Recent reports from the
US Centers for Disease Control and Prevention (CDC) have
highlighted the need for drastic action. The
sweet-smelling kretek (clove-flavored) weeds from
Indonesia, where they are mainly a working-class
indulgence, have become a trend among younger-generation
Americans, frustrating official campaigns to discourage
smoking. Middle- and high-school students indulge in
various tobacco products, including bidis
(leaf-wrapped, flavored cigarettes from India) and the
Indonesian kreteks.
Jakarta could lose as
much as US$30 million a year if the bill is passed, and
the impact on provincial employment could be severe. But
Indonesia is not one of those markets where health
concerns have reduced the smoking population, so demand
will remain solid even without exports.
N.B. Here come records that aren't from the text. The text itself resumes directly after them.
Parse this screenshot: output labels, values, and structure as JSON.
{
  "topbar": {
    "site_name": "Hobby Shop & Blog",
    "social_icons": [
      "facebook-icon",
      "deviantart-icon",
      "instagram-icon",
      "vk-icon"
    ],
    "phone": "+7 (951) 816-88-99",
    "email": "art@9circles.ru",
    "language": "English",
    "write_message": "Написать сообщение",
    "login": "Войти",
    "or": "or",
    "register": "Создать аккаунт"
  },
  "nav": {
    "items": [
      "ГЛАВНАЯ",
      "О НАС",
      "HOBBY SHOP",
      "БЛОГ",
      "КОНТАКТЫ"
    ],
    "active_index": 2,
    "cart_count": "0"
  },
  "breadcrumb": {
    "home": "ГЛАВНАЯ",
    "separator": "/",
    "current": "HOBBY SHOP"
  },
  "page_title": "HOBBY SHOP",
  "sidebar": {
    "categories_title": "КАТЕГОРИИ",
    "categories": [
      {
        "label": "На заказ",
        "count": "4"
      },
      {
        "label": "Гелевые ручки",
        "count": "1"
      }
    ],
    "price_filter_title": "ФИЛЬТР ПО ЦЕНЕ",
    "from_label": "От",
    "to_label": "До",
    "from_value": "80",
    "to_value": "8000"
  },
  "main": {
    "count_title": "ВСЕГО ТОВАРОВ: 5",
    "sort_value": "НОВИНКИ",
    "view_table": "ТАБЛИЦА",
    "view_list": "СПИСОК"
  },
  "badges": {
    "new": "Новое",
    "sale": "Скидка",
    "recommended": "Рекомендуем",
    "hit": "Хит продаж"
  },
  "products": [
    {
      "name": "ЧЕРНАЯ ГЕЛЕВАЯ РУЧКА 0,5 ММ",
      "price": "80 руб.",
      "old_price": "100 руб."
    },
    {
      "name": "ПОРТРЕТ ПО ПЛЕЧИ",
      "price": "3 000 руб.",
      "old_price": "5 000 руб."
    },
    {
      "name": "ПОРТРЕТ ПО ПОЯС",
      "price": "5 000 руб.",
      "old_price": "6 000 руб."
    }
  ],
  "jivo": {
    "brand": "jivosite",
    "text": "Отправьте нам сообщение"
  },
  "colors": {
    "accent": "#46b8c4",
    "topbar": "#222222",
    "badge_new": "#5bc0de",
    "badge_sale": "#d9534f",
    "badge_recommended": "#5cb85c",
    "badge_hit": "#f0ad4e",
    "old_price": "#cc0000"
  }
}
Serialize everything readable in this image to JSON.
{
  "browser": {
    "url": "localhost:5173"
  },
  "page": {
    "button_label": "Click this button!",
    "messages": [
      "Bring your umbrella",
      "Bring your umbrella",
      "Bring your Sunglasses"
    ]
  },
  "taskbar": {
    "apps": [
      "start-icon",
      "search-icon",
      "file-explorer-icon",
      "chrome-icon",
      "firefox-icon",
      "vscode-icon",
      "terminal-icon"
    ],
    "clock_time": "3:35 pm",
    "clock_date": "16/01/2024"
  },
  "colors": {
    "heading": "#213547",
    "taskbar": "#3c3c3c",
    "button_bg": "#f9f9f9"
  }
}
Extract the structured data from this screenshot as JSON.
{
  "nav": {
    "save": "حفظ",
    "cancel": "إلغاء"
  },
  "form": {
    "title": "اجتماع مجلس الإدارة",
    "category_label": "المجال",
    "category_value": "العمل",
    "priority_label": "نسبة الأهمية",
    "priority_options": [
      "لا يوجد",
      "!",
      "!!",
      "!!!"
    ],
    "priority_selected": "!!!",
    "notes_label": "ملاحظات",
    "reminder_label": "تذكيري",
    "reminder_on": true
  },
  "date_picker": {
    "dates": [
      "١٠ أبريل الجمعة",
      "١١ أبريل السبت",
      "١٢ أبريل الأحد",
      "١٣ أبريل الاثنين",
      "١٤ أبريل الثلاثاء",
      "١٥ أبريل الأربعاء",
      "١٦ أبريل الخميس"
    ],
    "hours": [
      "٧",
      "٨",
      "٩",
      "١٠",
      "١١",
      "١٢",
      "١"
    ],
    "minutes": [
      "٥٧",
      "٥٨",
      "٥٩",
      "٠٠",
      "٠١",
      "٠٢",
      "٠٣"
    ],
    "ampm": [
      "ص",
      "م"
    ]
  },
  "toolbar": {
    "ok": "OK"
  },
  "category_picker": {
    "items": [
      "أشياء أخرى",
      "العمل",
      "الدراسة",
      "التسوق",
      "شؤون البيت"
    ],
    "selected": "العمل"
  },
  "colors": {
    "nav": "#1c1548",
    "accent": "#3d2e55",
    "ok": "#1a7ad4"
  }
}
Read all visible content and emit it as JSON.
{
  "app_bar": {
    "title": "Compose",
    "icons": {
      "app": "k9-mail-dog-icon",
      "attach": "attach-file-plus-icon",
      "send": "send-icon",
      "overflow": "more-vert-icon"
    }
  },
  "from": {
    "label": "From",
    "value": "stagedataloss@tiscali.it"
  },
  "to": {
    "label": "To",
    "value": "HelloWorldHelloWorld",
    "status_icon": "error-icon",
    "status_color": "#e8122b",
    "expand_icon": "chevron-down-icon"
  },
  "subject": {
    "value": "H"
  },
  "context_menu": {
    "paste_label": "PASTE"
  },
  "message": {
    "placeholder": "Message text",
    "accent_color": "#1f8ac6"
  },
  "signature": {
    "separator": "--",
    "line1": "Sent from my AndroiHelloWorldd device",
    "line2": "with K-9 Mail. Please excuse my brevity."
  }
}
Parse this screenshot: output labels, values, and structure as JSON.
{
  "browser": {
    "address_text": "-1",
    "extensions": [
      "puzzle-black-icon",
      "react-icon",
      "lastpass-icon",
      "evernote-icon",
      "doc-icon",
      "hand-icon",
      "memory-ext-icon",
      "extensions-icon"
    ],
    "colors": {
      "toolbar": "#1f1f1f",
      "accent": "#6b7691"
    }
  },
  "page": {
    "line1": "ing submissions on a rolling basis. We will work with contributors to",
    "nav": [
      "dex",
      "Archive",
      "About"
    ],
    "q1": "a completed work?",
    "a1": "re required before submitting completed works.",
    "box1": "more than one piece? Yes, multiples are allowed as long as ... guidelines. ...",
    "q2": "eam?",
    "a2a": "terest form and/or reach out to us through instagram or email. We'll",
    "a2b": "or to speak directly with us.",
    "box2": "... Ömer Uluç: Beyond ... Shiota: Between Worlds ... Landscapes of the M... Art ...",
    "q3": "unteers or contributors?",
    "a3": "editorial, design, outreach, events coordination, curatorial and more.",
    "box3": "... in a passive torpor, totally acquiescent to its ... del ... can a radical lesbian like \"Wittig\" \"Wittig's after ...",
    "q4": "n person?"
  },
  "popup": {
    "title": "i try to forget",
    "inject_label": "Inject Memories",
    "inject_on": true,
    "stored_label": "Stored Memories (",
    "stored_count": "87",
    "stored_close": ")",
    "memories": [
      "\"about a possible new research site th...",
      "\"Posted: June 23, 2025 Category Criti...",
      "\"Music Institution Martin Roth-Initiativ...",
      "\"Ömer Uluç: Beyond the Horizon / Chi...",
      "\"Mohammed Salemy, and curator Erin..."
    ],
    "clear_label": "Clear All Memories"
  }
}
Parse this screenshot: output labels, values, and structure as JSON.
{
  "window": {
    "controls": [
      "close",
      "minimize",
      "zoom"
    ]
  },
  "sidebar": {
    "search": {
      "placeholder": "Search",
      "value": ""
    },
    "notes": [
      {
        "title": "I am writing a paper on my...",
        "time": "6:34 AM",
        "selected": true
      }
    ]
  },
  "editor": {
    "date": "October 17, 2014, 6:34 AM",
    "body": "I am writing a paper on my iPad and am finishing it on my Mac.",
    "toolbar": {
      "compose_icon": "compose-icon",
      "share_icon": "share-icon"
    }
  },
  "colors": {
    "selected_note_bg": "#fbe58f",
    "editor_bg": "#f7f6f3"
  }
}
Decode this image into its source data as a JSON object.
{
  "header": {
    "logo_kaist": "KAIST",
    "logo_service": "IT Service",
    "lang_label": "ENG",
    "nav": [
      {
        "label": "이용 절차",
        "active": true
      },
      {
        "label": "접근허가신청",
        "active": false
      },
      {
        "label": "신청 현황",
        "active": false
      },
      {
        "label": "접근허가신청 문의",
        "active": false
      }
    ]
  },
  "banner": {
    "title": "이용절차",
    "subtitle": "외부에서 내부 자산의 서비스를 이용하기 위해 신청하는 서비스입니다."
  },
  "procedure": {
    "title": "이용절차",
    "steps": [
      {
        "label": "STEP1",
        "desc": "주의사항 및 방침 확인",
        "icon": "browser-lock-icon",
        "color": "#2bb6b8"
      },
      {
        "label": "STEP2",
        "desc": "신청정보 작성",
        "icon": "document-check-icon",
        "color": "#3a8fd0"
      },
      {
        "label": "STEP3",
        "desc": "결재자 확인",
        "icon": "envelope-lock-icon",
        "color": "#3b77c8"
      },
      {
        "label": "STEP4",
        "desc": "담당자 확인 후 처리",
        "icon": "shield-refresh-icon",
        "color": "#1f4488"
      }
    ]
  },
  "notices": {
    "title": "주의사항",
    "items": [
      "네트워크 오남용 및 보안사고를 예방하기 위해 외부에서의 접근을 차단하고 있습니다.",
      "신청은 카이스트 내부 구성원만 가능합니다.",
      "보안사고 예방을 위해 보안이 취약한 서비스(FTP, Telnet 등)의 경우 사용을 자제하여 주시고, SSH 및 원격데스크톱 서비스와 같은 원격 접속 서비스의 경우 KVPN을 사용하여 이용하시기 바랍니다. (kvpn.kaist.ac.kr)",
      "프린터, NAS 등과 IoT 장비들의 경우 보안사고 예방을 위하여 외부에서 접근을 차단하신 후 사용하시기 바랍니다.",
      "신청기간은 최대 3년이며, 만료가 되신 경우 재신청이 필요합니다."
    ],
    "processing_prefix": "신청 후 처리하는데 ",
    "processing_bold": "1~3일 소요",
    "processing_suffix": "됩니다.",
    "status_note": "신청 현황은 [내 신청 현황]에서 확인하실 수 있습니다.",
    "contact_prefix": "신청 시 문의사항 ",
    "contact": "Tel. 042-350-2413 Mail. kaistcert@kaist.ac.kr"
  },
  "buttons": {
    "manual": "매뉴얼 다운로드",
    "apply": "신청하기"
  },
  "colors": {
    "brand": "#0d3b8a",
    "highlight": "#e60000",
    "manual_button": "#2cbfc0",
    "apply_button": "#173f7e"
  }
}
The smell of
kreteks, named for the crackling sound they make
as they burn, permeates buildings, trains, buses and
restaurants, and it defines sensory, at least olfactory,
perceptions of the country as a whole. But to others,
behind the sickly though evocative clove fragrance is
the even sweeter smell of money.
Every day in
the US, an estimated 4,400 youths aged 12-17 years try
their first cigarette, and a third of these young
smokers are expected to die from a smoking-related
disease.Jakarta appears not to share the US concern for
its future generations. The country is the world's
fifth-largest consumer of tobacco, and money takes
priority over all else.
More than 45 percent of
those who smoke are under the age of 20. More than half
a million Indonesians are reported to be suffering from
tobacco-related illnesses, and the ministry of health
predicts that within a decade the cost of treating
smoking-related illnesses will be five times as great as
the taxes the industry generates. Most smokers can't
afford even basic health care.
Cheap prices and
a weak anti-smoking lobby have ensured that vast profits
from the domestic market continue to make the half-dozen
or so kretek barons rich. The tax revenues also
prop up the cash-strapped budget every year. Taxes on
the industry are the Indonesian government's biggest
earner after oil and gas.
Indonesia's estimated
140 million smokers consumed 204 billion cigarettes in
2002. Last year, though consumption was down to 186
billion, excise revenues still amounted to Rp26.3
trillion ($3.1 billion), just short of the targeted Rp27
trillion.
The world's biggest
kretek-cigarette maker and Indonesia's largest
cigarette producer is PT Gudang Garam, controlled by
Rachman Halim, who took over when his father,
ethnic-Chinese tycoon Surya Wonowidjojo, died in 1985.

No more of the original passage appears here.